As I mentioned before, a really valuable creative company can't be judged just by its revenues and profits. You need to look behind the curtain and figure out why customers find it so attractive. You also need to evaluate the company's ability to continue to satisfy its customers and attract new ones. This can't be based just on the work of one or two people, but must rely on the company's proven systems, culture and management.

One good way to evaluate this is through general industry research. Talk to people in the business about your target company. Ask them what they think of it. If they do business there, ask them what they like and dislike about it.

After the external analysis, do an internal evaluation. Ask yourself (and the sellers), what would happen if...? Understand how the company actually creates its products and serves its customers, and how that would change if certain people left or if the industry landscape changed. This process will not only help you understand how much value you can actually capture in the sale, but it will be a first step in developing better strategies and systems going forward.

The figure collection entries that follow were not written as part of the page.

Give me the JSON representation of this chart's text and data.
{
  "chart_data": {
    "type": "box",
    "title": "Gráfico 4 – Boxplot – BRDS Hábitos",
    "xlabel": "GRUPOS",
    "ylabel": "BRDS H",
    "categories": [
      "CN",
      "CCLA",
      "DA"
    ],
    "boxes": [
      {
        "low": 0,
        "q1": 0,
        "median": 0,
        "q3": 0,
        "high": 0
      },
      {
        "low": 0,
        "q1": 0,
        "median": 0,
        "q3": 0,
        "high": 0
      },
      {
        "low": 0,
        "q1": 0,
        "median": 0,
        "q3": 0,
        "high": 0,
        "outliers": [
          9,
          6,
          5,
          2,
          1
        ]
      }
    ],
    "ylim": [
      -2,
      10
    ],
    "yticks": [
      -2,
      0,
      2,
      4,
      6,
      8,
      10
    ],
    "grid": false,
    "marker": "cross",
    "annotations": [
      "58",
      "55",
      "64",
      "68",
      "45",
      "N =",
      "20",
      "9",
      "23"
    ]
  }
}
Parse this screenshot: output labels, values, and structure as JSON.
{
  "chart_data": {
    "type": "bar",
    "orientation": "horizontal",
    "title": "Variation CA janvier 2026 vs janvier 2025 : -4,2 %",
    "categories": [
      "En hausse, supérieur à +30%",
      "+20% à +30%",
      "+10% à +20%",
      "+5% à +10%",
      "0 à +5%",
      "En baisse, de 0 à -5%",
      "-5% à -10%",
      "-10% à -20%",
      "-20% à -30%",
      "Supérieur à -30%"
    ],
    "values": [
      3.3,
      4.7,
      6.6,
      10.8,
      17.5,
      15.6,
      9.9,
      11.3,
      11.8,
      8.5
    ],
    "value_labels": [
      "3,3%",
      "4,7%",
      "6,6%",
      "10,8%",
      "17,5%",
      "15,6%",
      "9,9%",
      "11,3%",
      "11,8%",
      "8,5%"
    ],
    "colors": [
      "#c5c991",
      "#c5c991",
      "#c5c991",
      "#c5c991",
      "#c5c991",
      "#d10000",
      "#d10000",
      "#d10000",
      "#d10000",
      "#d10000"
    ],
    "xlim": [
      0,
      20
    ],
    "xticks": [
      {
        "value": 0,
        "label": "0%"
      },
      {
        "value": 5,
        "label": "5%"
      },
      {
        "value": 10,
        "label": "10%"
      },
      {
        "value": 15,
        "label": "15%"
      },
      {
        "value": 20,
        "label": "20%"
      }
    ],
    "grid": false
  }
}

The lesson here is that you can't buy a creative enterprise based on typical financial due diligence. The real story is not in the numbers. The financial performance gives an indication of the company's proven potential and current status, but that can change quickly. The good part is that the changes can be positive, as well as negative. A creative company with good momentum and performance has the ability to quickly rise to even greater heights. So, while the volatility creates some risk of overpayment, it can also result in some incredible home runs.

Wednesday, January 2, 2008

Digg - Buyer or Seller?

I'll get back to the discussion of deal points soon, but I saw an article in Business Week today that I really wanted to comment on. The article addresses the rumour about Digg.com being up for sale this year, as well as the other rumour that Digg might be buying a couple of competitors. Digg CEO, Jay Adelson gave BW a fairly open interview. He essentially denies that Digg is buying or selling, and focuses more on the company's relationship with Microsoft and plans for international expansion.

In reality, I imagine that Digg is both a buyer and seller if the right deal comes along. I think that's true for almost every company that's growing.

Digg is supposedly valued at around $300 million right now. If a strategic buyer offered substantially more than that, I'm sure Digg's management would think hard about taking it. The founders certainly don't need the money, but the landscape for digital media, social networking and other related Internet businesses is constantly changing. There is always risk of a disruptive change dramatically shifting the values of Internet companies in unpredictable ways.

And although Adelson says that Digg doesn't have enough of a war chest to go on a buying spree (as attractive as that might be), there are always creative ways to approach a transaction. In my experience, if there are two motivated and realistic parties, there is a deal to be made.

I'm not into making predictions, but I wouldn't be surprised to see some M&A activity involving Digg this year. It is a great company and this seems like the right time for management to make some moves. Digg is a top candidate to be the next major player in the digital media space, and that means some bold action might be appropriate.